Daily News | Jakarta – Idealnya, sebuah pemerintahan baru harus lepas dari bayang-bayang rezim sebelumnya. Tidak boleh ada kesan bahwa rezim yang sudah selesai masih mempunyai pengaruh di dalam pemerintahan baru. Setidaknya itu yang menjadi omongan orang ketika menilai bahwa Presiden Prabowo masih dipengaruhi oleh Jokowi yang merupakan Presiden di pemerintah yang lalu.
Pengamat Politik dari UI-Watch Sayuti As-Syathri menyatakan hal itu kepada KBA News, Rabu, 18 Desember 2024. “Publik menilai bahwa pemerintahan Prabowo yang mulai bekerja pada 20 Oktober lalu masih dipengaruhi oleh Jokowi. Padahal, yang terakhir sejak pelantikan Prabowo mestinya sudah tidak berkuasa lagi,” kata Alumni Fakultas Teknik UI tahun 1975 itu.
Ditambahkan oleh salah seorang pendiri partai PAN itu, publik melihat pengaruh Jokowi masih besar atas Prabowo. Ini mungkin karena sebelumnya dia adalah Menteri Pertahanan di bawah pemerintahan Jokowi tahun 2019-2024. Dia pun meminang Gibran untuk menjadi Wapres-nya sehingga Jokowi berperan besar dalam kemenangannya di Pilpres 2024.
“Dipandang dari sisi itu saja, bisa dimengerti bahwa Prabowo masih berada di bawah pengaruh Jokowi. Apalagi lagi kemudian kita melihat dengan kecewa bahwa 17 menteri Jokowi masuk lagi di Kabinet Prabowo. Ternyata reputasi mereka tidak bagus-bagus amat dan malah banyak yang tidak bersih dari kasus korupsi dan pengalahgunaan wewenang,” kata mantan Anggota Komisi II DPR-RI itu.
Tentu ini mengecewakan bagi para aktivis yang ingin pemerintahan Prabowo menjadi momen untuk membersihkan residu pemerintahan Jokowi.
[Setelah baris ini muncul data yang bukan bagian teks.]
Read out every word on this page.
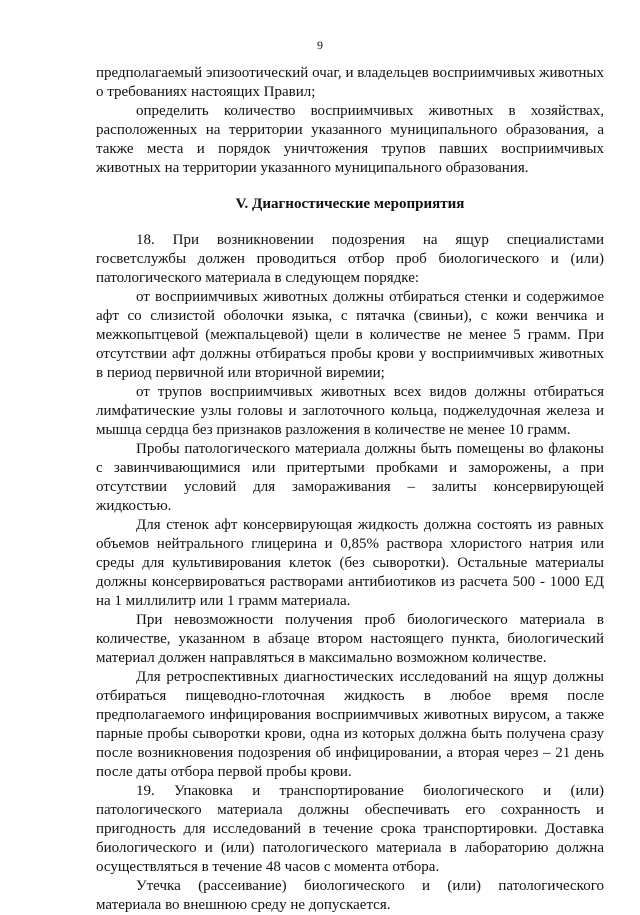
9

предполагаемый эпизоотический очаг, и владельцев восприимчивых животных о требованиях настоящих Правил;

определить количество восприимчивых животных в хозяйствах, расположенных на территории указанного муниципального образования, а также места и порядок уничтожения трупов павших восприимчивых животных на территории указанного муниципального образования.

V. Диагностические мероприятия

18. При возникновении подозрения на ящур специалистами госветслужбы должен проводиться отбор проб биологического и (или) патологического материала в следующем порядке:

от восприимчивых животных должны отбираться стенки и содержимое афт со слизистой оболочки языка, с пятачка (свиньи), с кожи венчика и межкопытцевой (межпальцевой) щели в количестве не менее 5 грамм. При отсутствии афт должны отбираться пробы крови у восприимчивых животных в период первичной или вторичной виремии;

от трупов восприимчивых животных всех видов должны отбираться лимфатические узлы головы и заглоточного кольца, поджелудочная железа и мышца сердца без признаков разложения в количестве не менее 10 грамм.

Пробы патологического материала должны быть помещены во флаконы с завинчивающимися или притертыми пробками и заморожены, а при отсутствии условий для замораживания – залиты консервирующей жидкостью.

Для стенок афт консервирующая жидкость должна состоять из равных объемов нейтрального глицерина и 0,85% раствора хлористого натрия или среды для культивирования клеток (без сыворотки). Остальные материалы должны консервироваться растворами антибиотиков из расчета 500 - 1000 ЕД на 1 миллилитр или 1 грамм материала.

При невозможности получения проб биологического материала в количестве, указанном в абзаце втором настоящего пункта, биологический материал должен направляться в максимально возможном количестве.

Для ретроспективных диагностических исследований на ящур должны отбираться пищеводно-глоточная жидкость в любое время после предполагаемого инфицирования восприимчивых животных вирусом, а также парные пробы сыворотки крови, одна из которых должна быть получена сразу после возникновения подозрения об инфицировании, а вторая через – 21 день после даты отбора первой пробы крови.

19. Упаковка и транспортирование биологического и (или) патологического материала должны обеспечивать его сохранность и пригодность для исследований в течение срока транспортировки. Доставка биологического и (или) патологического материала в лабораторию должна осуществляться в течение 48 часов с момента отбора.

Утечка (рассеивание) биологического и (или) патологического материала во внешнюю среду не допускается.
Para penggiat demokrasi menyatakan bahwa terlalu banyak kegagalan dan kemunduran yang dilakukan Jokowi selalu 10 tahun pemerintahannya. Pemerintah Prabowo bisa menjadi masa pembersihan dan peningkatan kualitas demokrasi dan partisipasi rakyat.
Tunggu Langkah Prabowo
Rakyat menunggu gebrakan dan langkah Prabowo untuk membenahi masalah negara ini. Utang yang besar, kemakmuran yang rendah, daya beli rakyat yang kecil dan kemiskinan yang merata merupakan dampak dari ulah Jokowi yang tidak cakap. Prabowo diharapkan mampu untuk membalikkan keadaan sehingga nasib rakyat menjadi lebih baik.
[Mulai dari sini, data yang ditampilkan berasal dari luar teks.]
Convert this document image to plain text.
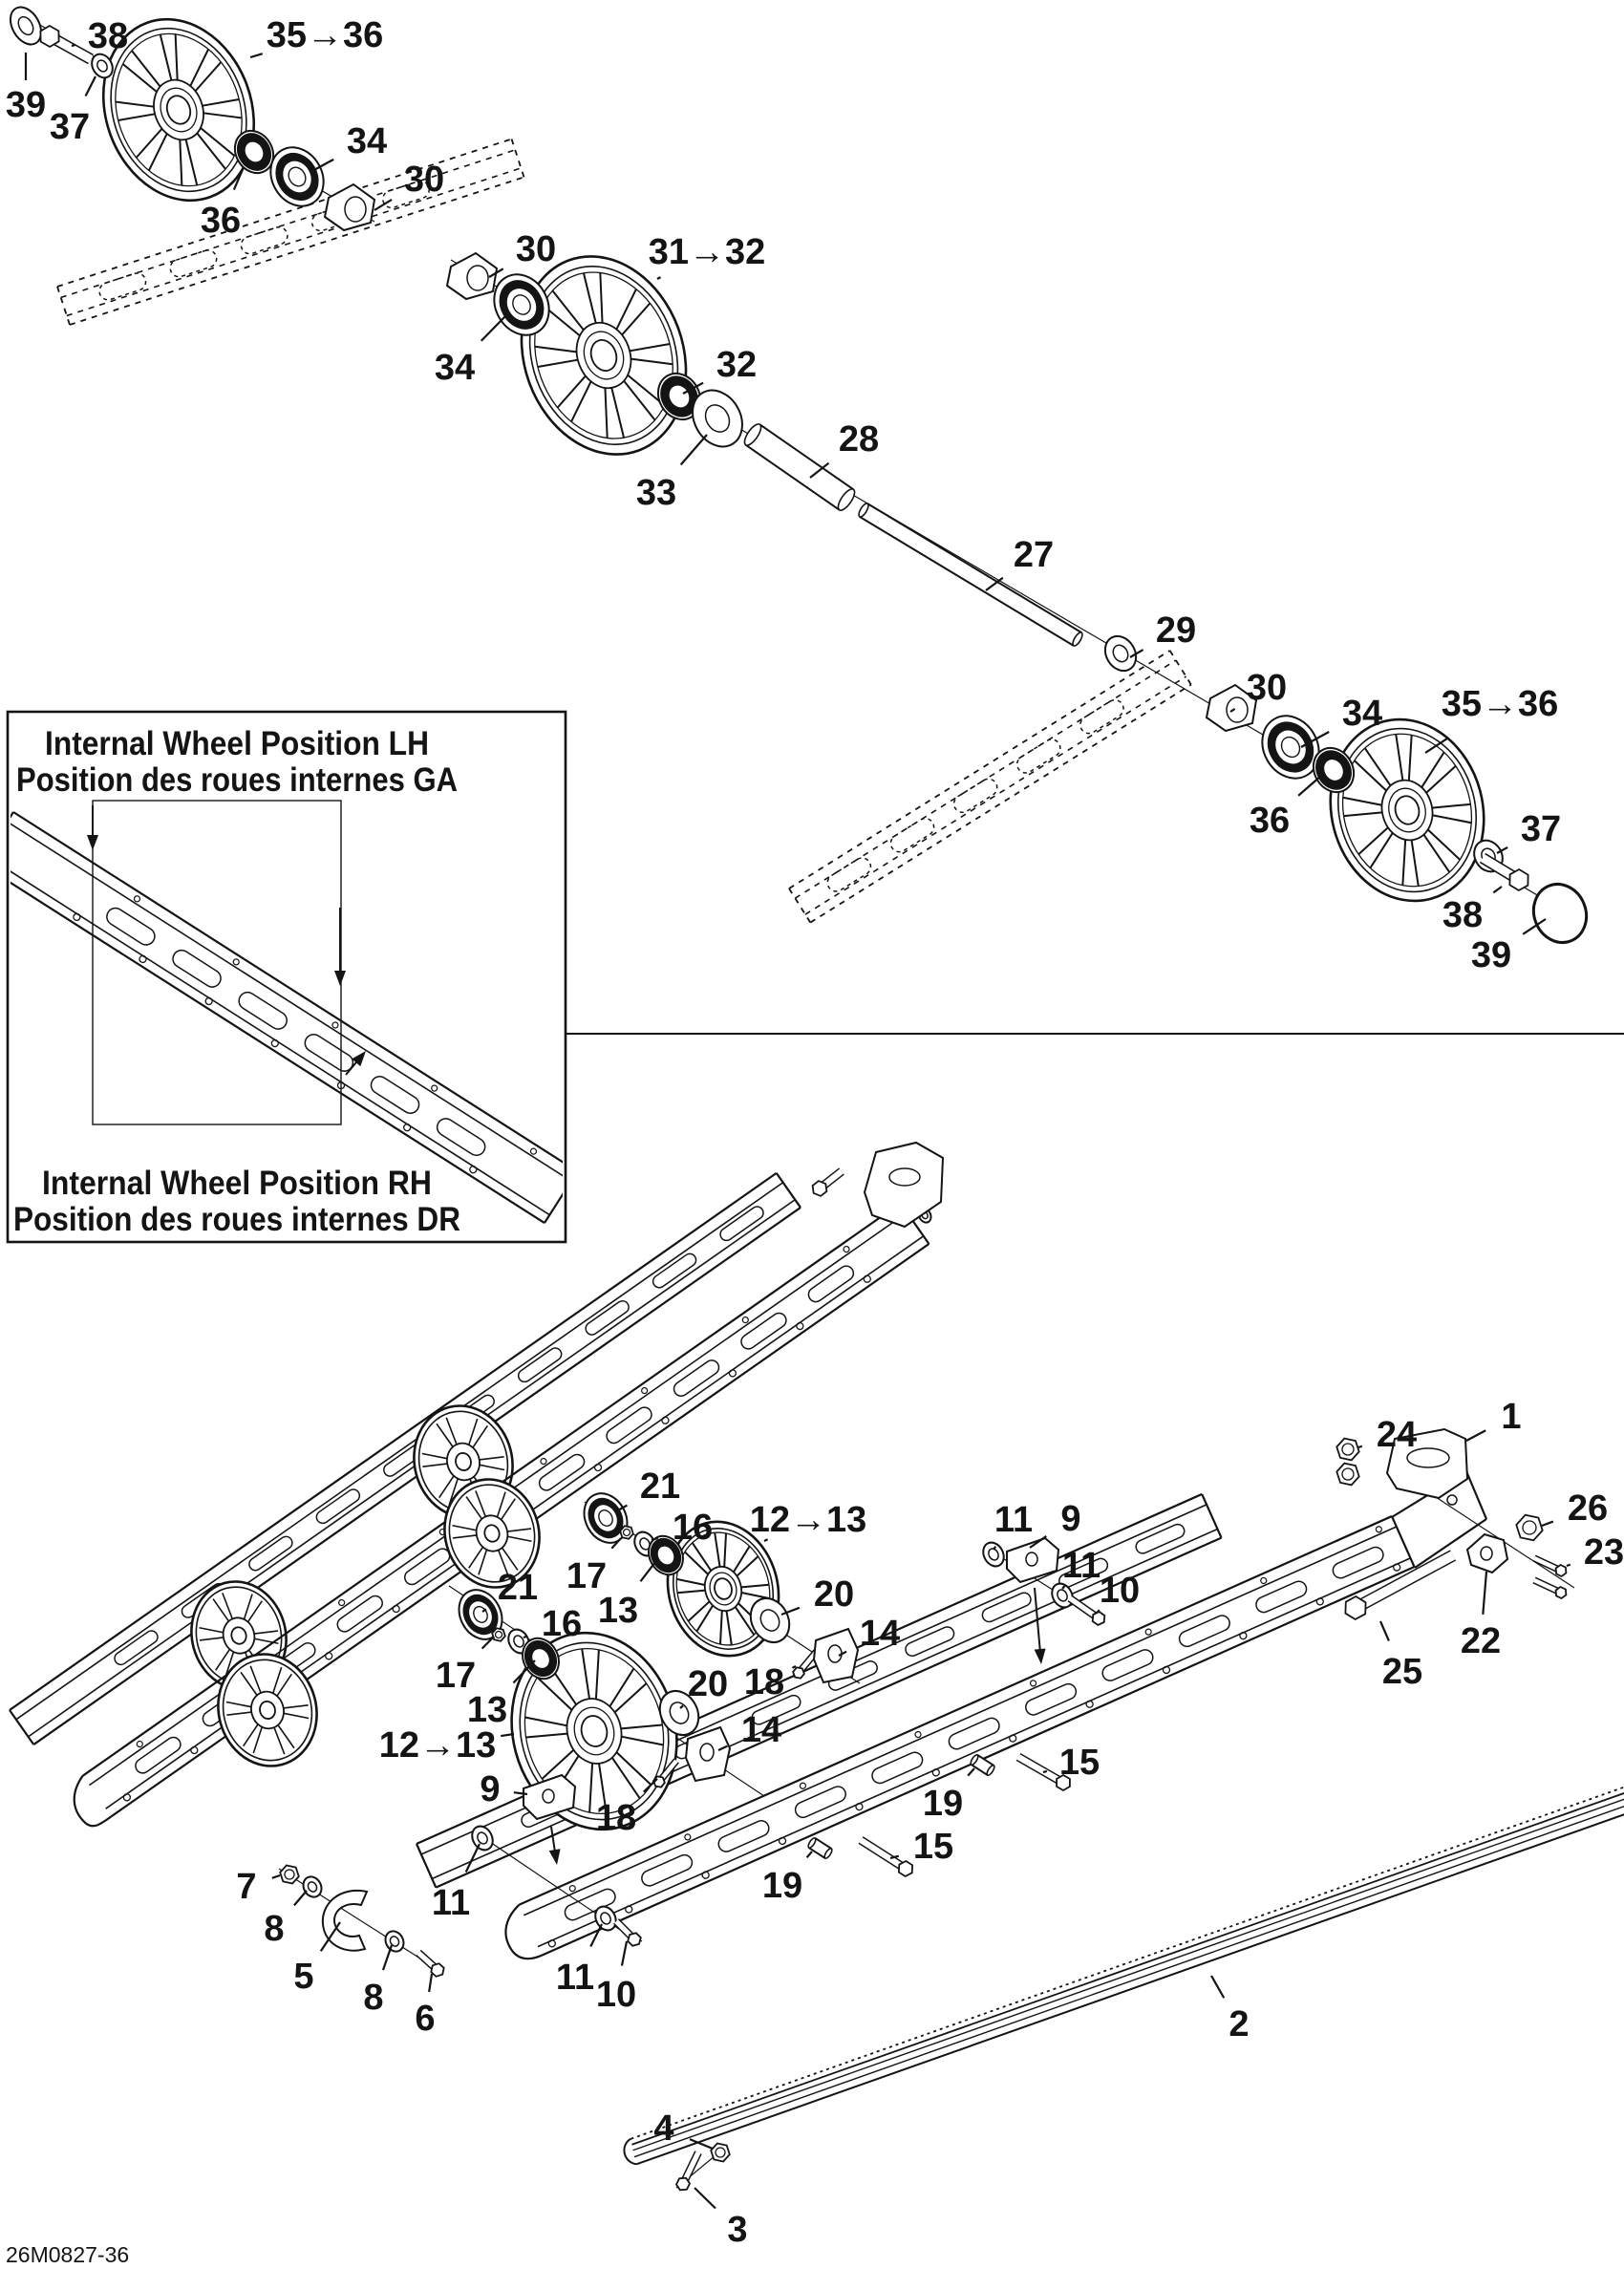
Internal Wheel Position LH
Position des roues internes GA
Internal Wheel Position RH
Position des roues internes DR
38
39
37
35→36
36
34
30
30
34
31→32
32
33
28
27
29
30
34 35→36
36	37
38
39
21
16
17
13
12→13
20
14
18
21
16
17
13
12→13
20
14
18
9
11 9
11
10
24 1
26
23
22
25
19
15
19
15
7
8
5
8
6
11
11 10
4
3
2
26M0827-36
Ditambahkan oleh aktivis mahasiswa UI tahun 1970-an akhir dan awal 1980-an itu, nampaknya rakyat masih memberikan waktu bulan madu kepada Prabowo sehingga mereka menunggu. Waktu itu idealnya 100 hari atau paling lama enam bulan. “Untuk menjaga momen dukungan rakyat dan aktivis demokrasi itu, mereka masih memberikan waktu kepada Prabowo hingga pertengahan tahun 2025. Setelah itu akan terlihat apakah Prabowo bisa membawa perubahan atau akan sama dengan rezim sebelumnya,” kata Sayuti.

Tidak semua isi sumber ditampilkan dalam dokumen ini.